Case Study: Google’s peer recognition program, “gThanks,” allows employees to publicly recognize their peers’ contributions. The data-driven company found a strong correlation between areas with high usage of the recognition program and areas with high performance and retention. Google found that peer recognition could be even more motivating than manager recognition, showing that recognition from colleagues also has immense value.
Potential Pitfall 1: Recognition feels inauthentic or forced, leading to cynicism. Overcome this by encouraging genuine, specific praise rather than generic acknowledgments.
Potential Pitfall 2: Recognition is given unfairly or inconsistently, leading to resentment among employees. Overcome this by establishing clear criteria for recognition and ensuring all employees are equally considered.
Potential Pitfall 3: Recognition focuses solely on big wins, leading to a lack of appreciation for consistent effort and small victories. Overcome this by creating a culture where everyday achievements and effort are also celebrated.
• Tip: Encourage Work-Life Balance
Promoting work-life balance not only enhances employee satisfaction but also reduces burnout, leading to better retention.
Case Study: American Express’s “Healthy Living” corporate wellness program is an excellent example of promoting work-life balance.
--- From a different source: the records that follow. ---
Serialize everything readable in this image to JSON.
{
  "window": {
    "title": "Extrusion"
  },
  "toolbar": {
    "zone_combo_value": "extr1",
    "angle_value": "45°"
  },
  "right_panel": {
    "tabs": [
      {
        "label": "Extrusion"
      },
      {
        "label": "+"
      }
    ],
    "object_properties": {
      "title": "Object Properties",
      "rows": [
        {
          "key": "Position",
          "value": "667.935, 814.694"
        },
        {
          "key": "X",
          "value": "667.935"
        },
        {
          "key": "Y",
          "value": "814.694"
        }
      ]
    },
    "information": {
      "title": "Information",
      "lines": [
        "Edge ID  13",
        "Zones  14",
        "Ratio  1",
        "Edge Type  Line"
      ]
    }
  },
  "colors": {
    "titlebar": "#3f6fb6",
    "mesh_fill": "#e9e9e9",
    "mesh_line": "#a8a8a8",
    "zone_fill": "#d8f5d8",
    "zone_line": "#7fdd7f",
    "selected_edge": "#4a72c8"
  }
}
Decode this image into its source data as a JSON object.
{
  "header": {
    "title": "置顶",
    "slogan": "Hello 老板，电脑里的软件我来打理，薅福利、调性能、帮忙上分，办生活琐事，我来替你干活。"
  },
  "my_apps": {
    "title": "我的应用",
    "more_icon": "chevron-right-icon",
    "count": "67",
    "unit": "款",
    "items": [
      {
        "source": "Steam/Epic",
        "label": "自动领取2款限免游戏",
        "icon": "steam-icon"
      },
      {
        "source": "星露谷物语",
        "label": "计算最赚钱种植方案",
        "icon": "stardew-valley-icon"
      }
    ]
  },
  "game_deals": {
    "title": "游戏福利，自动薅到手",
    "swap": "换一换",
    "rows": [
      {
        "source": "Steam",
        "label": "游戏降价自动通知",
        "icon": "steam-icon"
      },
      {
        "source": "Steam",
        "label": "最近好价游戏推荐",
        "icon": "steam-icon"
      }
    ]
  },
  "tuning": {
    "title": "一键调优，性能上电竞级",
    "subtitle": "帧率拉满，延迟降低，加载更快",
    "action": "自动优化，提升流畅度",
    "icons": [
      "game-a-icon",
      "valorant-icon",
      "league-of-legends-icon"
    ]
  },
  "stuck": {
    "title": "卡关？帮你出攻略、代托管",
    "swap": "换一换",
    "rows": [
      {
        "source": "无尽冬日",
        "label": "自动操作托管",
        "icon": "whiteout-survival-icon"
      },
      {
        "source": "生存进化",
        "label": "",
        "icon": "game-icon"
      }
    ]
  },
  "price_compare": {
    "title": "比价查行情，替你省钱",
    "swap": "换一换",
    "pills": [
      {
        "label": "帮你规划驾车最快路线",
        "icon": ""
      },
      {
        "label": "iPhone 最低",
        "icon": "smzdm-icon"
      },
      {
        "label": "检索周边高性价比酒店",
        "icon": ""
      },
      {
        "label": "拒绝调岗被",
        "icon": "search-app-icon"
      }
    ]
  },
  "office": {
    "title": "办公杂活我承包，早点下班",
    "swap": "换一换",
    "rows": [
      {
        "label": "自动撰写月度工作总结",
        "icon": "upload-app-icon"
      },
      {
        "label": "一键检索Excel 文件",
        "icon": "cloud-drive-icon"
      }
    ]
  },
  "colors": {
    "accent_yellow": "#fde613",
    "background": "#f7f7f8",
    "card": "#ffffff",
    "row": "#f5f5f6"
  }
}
The program offers health coaching, disease management, access to nutritionists, and fitness challenges. The company has found a strong correlation between employee participation in the program and increased retention. American Express reported that its employees who participate in their health programs are more likely to be high performers and are three times more likely to stay with the company.
Potential Pitfall 1: Employees feel pressured to maintain an unrealistic balance, leading to stress. Overcome this by promoting a culture of flexibility, where employees have the autonomy to determine what work-life balance looks like for them.
Potential Pitfall 2: Work-life balance initiatives are seen as a “tick box” activity rather than a genuine commitment. Overcome this by leading by example; when leaders prioritize their own work-life balance, it signals to employees that they can do the same.
Potential Pitfall 3: Initiatives are implemented without considering individual needs, leading to reduced effectiveness. Overcome this by seeking employee input when creating these initiatives, ensuring they meet diverse needs and lifestyles.
Creating and fostering a non-toxic corporate culture plays a pivotal role in retention. A positive, supportive work environment encourages employee engagement, fosters loyalty, and boosts productivity. Employees in such environments are more likely to feel valued, motivated, and committed to the organization. This nurturing environment helps keep human capital right where it should be – within your workforce, driving your organization towards success.
As we navigate the ever-evolving business landscape, we MUST begin to embrace a more holistic view of our organizations. Let’s recognize and celebrate our human capital, fostering a corporate culture that encourages growth, inclusivity, and recognition. By doing so, we can cultivate a workforce that’s not just present, but fully engaged, motivated, and committed to driving our organizations forward. Remember, your human capital is your most important asset; it’s time we stop ignoring its value.